Daf Yomi Nedarim 48
Rabbis receive honorariums for a variety of pastoral duties, from weddings to funerals to unveilings. For many years, I have maintained a policy of submitting all pastoral honorariums to the shul. The people then get a tax receipt for their donations. While I certainly acknowledge that many rabbis are terribly underpaid and are entitled to keep the honorariums, I am most grateful that I have a congregation that compensates me in a fair and generous manner, allowing me the wherewithal to pass these payments on to the shul.
Occasionally, someone will hand me an envelope and say, ‘Rabbi, I want you to keep this money. Don’t give it to the synagogue. It’s for you.’ Tellingly, such an instruction is more frequently heard from non-members, who don’t appreciate the importance of funding the synagogue institution. But why would they insist on me keeping the money? What do they care what I do with it?
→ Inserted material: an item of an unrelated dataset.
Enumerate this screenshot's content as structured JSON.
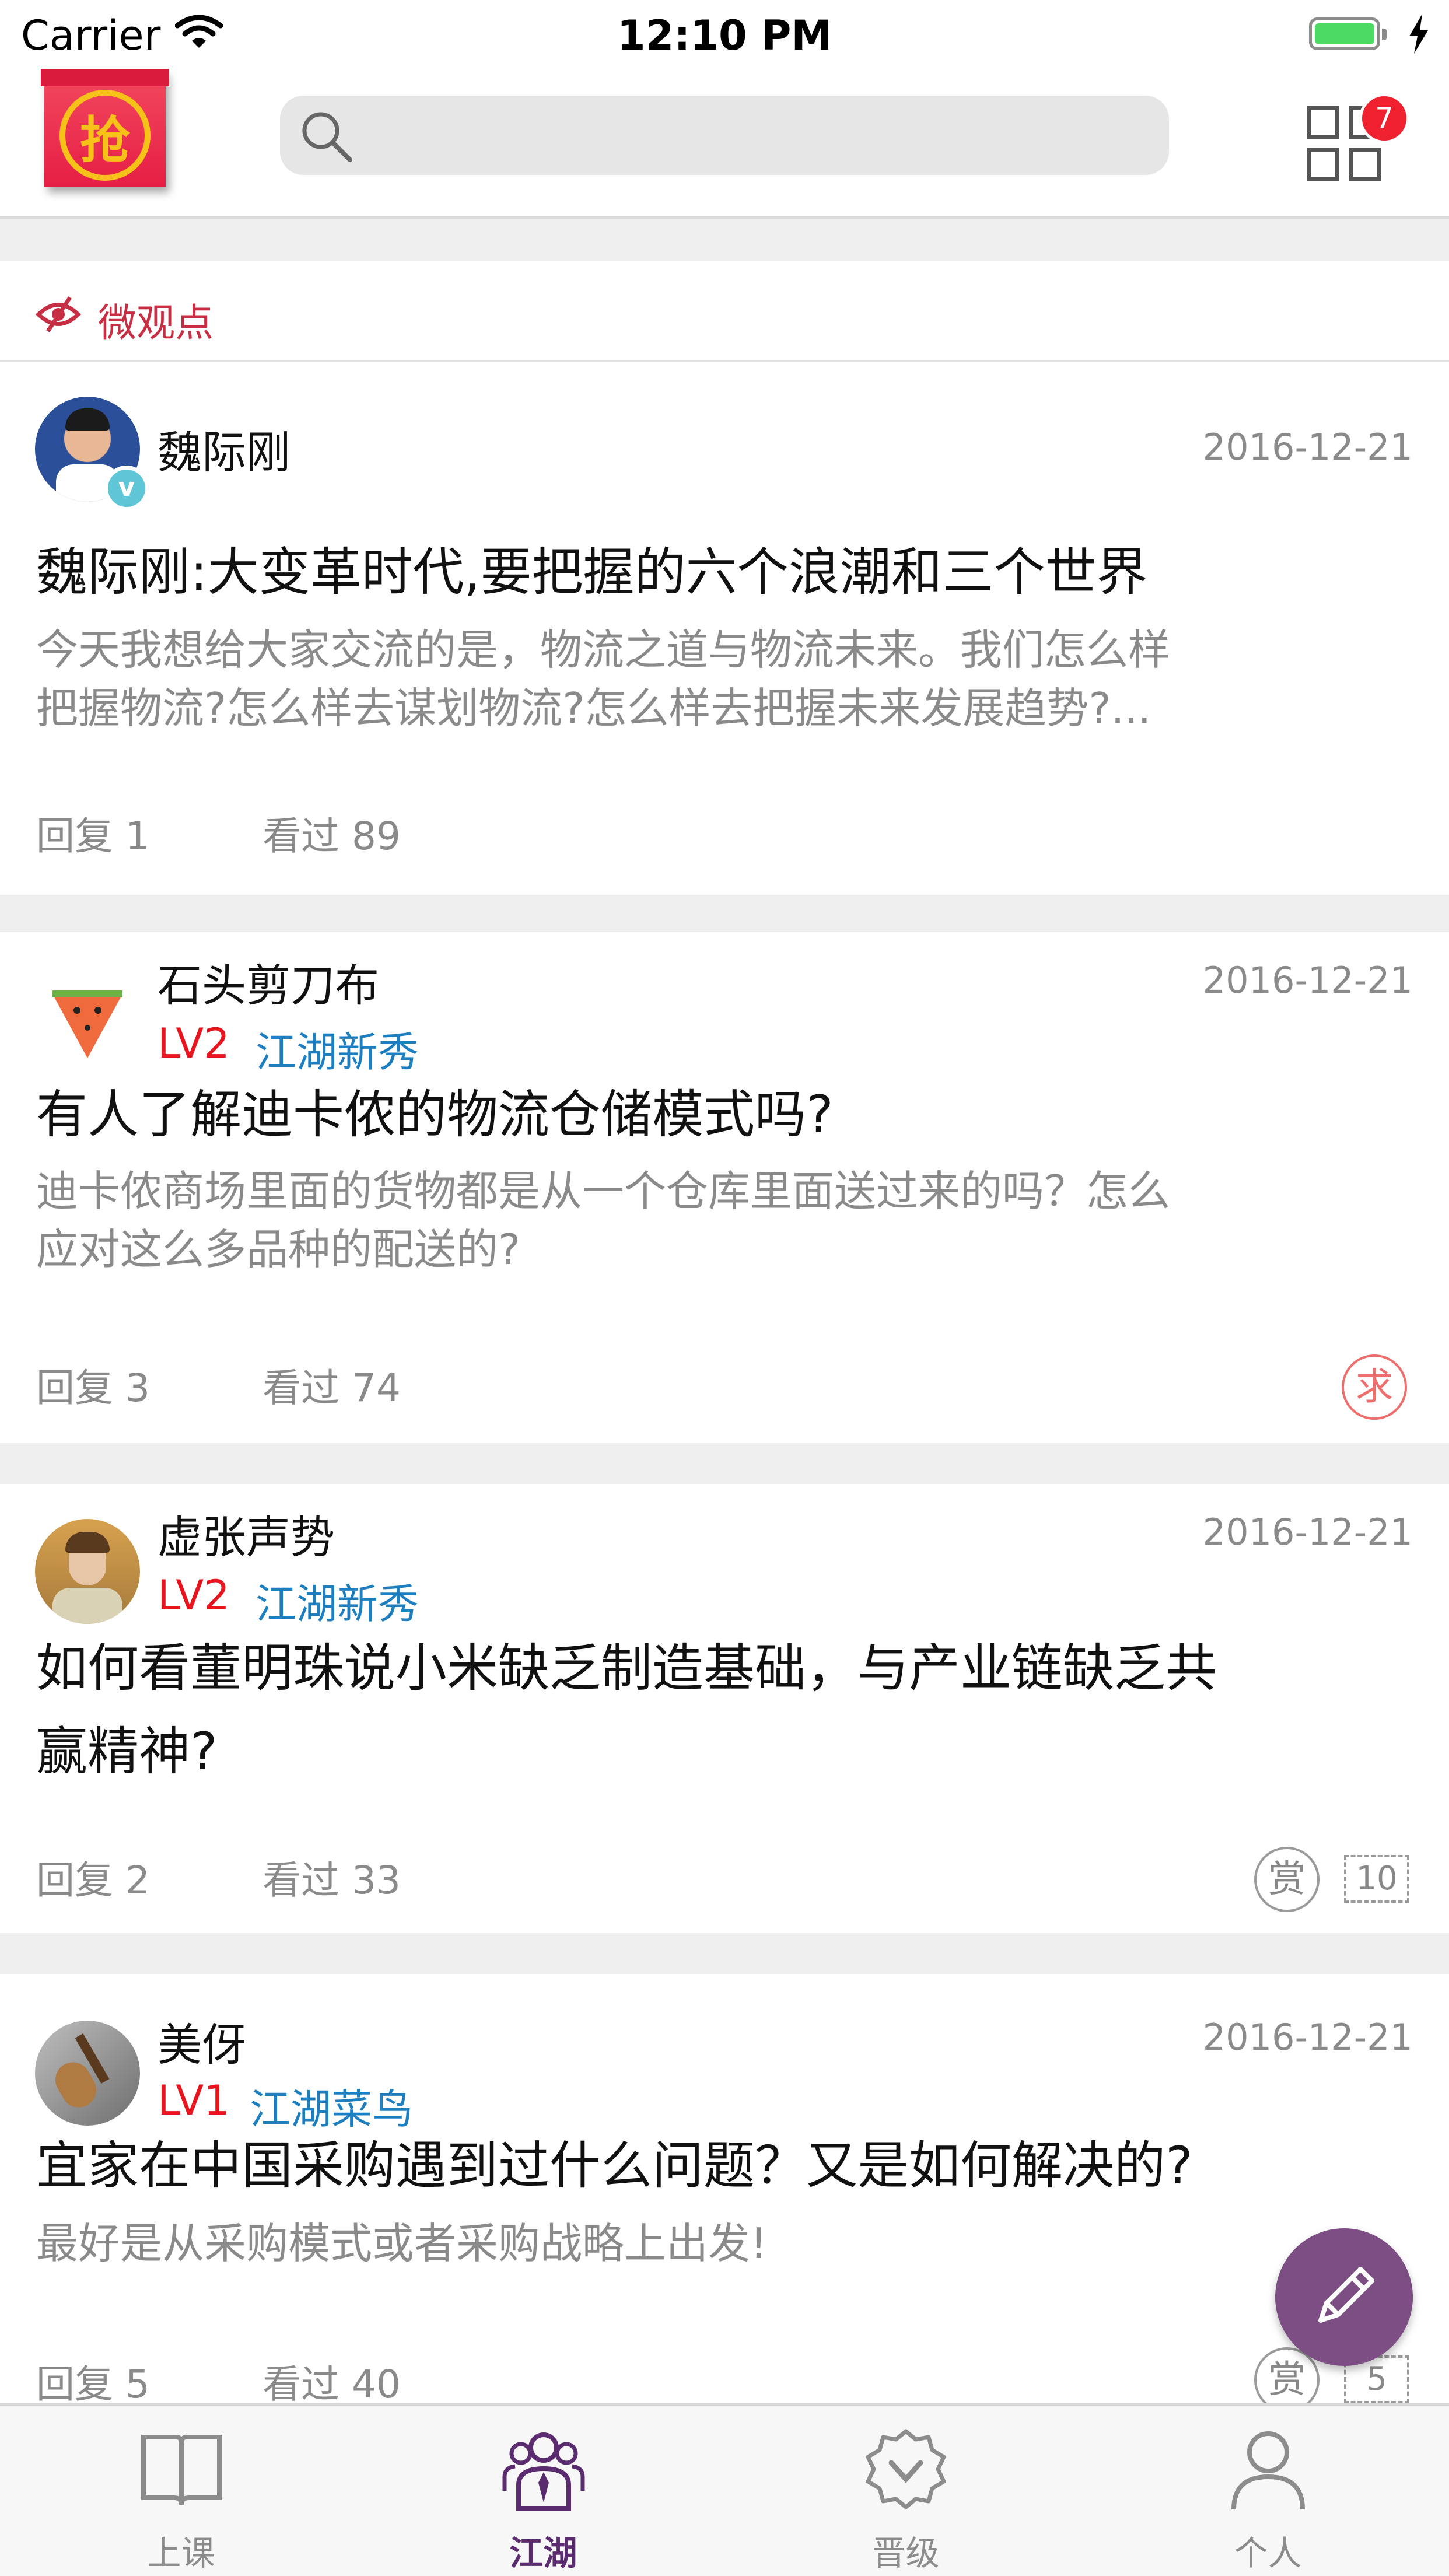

If a person vowed to abstain from deriving any benefit from his friend but now has nothing to eat, the friend should give some food to a third party as a gift and now the original vower may partake.
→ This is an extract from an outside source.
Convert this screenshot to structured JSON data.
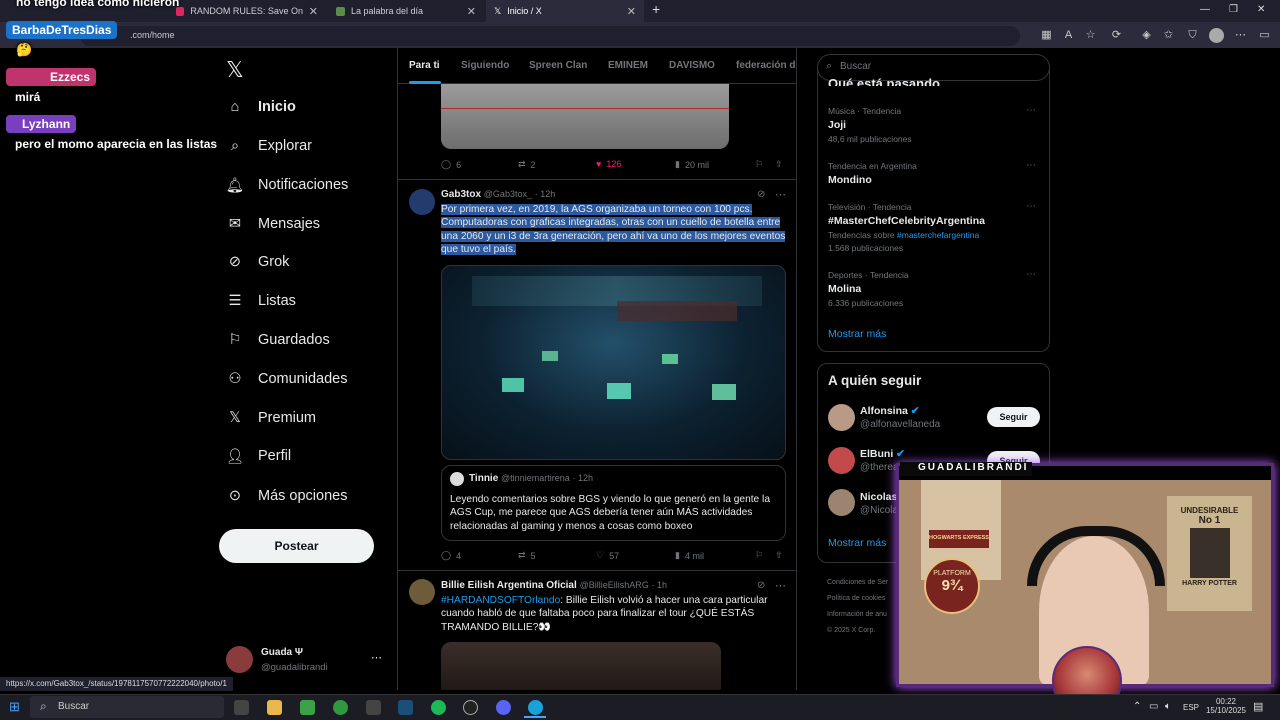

One time in Beis Choron there was a fellow whose father had vowed abstinence from him who was marrying off his son.
So he says to friend, “I hereby gift my property and the dinner to you so that Dad can come and join us at the feast.”
“Well, if they’re mine,” responds the friend, “I hereby consecrate them to Heaven.”
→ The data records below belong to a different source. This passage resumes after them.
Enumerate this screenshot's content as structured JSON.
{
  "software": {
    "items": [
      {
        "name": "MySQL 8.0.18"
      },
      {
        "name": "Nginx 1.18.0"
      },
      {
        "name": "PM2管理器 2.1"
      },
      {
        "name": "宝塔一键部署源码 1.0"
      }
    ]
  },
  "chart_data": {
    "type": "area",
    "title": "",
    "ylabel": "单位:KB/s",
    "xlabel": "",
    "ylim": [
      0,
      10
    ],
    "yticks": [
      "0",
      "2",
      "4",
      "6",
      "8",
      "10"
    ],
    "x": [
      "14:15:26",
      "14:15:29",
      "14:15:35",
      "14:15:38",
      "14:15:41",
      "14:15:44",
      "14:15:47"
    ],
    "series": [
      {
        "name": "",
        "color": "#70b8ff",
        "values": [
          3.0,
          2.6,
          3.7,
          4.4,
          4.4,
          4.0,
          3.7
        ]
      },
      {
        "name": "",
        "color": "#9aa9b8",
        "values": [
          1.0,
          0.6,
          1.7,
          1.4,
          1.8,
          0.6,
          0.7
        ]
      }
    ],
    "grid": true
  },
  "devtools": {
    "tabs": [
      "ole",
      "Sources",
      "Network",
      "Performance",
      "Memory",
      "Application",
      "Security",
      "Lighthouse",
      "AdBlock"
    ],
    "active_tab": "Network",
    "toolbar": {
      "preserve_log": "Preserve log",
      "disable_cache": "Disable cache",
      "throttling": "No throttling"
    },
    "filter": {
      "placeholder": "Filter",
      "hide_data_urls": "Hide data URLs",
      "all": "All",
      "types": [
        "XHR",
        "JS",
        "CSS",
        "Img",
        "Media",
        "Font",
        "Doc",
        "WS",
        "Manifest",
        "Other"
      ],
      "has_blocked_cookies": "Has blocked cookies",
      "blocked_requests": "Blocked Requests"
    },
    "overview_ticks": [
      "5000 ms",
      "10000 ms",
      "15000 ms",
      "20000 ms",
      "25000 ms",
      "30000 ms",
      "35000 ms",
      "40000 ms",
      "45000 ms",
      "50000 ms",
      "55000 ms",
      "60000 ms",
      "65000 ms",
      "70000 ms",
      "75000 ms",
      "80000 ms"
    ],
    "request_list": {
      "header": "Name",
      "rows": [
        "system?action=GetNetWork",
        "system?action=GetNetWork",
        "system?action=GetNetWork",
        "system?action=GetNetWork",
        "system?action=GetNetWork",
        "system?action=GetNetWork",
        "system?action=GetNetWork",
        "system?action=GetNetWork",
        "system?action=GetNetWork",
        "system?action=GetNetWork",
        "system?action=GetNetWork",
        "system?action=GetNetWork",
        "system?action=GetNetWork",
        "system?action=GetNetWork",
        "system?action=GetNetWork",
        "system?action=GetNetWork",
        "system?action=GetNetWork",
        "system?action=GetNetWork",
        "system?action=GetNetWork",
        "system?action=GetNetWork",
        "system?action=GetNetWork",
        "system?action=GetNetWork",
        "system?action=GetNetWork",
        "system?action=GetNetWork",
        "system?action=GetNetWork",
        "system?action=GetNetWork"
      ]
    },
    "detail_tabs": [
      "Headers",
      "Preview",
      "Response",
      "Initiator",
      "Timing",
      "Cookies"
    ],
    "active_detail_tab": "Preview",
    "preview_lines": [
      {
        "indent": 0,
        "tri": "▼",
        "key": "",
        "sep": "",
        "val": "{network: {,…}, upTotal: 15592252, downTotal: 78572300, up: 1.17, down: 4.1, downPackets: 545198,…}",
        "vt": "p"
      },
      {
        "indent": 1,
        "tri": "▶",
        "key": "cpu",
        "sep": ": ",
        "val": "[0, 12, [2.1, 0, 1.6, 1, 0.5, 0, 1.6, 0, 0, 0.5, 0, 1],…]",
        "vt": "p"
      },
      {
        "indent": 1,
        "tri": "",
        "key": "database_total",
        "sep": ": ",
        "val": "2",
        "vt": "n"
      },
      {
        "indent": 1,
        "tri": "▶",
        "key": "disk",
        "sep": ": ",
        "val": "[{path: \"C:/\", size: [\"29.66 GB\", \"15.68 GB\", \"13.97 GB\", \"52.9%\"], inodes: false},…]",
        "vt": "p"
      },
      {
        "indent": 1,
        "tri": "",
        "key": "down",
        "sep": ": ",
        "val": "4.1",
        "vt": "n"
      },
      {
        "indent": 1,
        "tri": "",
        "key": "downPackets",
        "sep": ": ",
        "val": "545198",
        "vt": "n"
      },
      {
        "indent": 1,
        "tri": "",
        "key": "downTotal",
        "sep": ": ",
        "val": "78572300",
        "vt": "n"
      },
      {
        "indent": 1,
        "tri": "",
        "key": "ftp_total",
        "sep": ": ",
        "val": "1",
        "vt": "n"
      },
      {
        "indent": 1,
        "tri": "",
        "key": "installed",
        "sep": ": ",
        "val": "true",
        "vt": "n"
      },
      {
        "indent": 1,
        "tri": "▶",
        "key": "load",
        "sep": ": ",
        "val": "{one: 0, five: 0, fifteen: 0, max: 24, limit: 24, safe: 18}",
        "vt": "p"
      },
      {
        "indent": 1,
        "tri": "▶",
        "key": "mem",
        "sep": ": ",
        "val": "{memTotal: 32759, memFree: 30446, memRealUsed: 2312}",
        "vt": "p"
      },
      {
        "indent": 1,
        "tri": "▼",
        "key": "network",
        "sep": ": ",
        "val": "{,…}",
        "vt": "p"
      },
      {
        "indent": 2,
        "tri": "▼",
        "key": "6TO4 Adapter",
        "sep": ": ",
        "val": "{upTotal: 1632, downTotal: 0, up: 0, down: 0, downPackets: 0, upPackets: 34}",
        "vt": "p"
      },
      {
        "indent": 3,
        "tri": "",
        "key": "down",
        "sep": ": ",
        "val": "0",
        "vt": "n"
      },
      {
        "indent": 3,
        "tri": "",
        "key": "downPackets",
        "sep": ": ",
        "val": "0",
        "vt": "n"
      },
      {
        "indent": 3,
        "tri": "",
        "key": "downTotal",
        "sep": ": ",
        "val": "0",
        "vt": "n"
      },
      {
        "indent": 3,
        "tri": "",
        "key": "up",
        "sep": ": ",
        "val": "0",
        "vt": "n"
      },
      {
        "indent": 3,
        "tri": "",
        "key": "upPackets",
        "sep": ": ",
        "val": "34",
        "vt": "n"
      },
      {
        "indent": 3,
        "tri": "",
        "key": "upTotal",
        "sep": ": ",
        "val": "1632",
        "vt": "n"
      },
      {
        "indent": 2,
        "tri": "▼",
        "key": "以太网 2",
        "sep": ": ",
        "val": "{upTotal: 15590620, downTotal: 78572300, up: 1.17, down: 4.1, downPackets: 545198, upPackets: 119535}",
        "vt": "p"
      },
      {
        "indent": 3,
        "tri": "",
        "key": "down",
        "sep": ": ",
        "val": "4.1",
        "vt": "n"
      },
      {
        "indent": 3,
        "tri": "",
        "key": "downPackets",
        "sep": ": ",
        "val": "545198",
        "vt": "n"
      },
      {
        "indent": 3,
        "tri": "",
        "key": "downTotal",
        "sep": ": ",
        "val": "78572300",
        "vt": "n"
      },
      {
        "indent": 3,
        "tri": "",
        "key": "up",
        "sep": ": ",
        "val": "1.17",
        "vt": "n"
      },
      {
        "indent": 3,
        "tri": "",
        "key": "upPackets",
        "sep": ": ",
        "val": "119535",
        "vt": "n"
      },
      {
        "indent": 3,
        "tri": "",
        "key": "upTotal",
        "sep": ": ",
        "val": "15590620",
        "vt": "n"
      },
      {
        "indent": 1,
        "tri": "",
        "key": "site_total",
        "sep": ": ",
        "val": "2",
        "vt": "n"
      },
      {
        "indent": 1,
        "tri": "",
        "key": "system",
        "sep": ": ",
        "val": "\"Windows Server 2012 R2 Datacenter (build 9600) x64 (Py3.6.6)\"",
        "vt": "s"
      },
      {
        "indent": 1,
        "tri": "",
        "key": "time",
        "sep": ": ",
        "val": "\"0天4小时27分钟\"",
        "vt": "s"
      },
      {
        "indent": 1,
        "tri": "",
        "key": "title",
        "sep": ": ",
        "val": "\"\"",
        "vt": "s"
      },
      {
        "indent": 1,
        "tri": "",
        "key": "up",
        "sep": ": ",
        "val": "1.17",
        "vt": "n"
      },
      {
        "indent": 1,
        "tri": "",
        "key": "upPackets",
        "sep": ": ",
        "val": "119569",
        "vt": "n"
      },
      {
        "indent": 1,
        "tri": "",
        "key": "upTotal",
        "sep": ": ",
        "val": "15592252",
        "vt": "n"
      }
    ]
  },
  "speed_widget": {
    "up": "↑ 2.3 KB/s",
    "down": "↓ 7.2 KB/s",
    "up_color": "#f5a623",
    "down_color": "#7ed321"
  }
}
“Seriously?” he says, “Do you think I gave them to you to consecrate?”
“Yeah, I know, you gave me your property, so that you and your dad could eat drink and be merry while I bear the sin!”
The matter came before the Sages who said, “Any gift that were one to consecrate would not be consecrated is not a real gift.”
When someone hands the rabbi an envelope and insists that the rabbi keep the money for himself, it’s not a real gift. If the ‘donor’ is adamant that the money not be consecrated to the synagogue, he has an agenda. While it might not be the case all the time, in some cases the ‘donor’ is trying to buy the rabbi. There are certainly well-meaning individuals who sincerely want to help out the rabbi and his family, but sadly sometimes more sinister motives are at play. And that’s the meaning of our Sages’ ruling, “Any gift that were one to (attempt to) consecrate would not be consecrated is not a real gift.”
Rabbi must remain impartial. Rabbis must serve their entire flock equally, without showing favour to certain individuals over others. If some people hand him envelopes while others do not, he runs the risk of developing biases towards them, albeit subconsciously!
When the rabbi receives a set income from the congregation, not tied to performance or any other factors, he can fulfill his Heavenly duties without prejudice. A good rabbi will want to maximize the income of the congregation and will work hard to generate extra funding for the shul. Individuals who fail to appreciate the rabbi’s oneness with the synagogue don’t understand the position and role of the rabbi. The rabbi is the synagogue – his success is the congregation’s success.
Rabbis that can be bought are unable to be effective rabbis. Rabbis should work hard to maximize consecrated funds. May we merit rabbis, shuls and individuals that are all working for one singular purpose – for the sake of Heaven!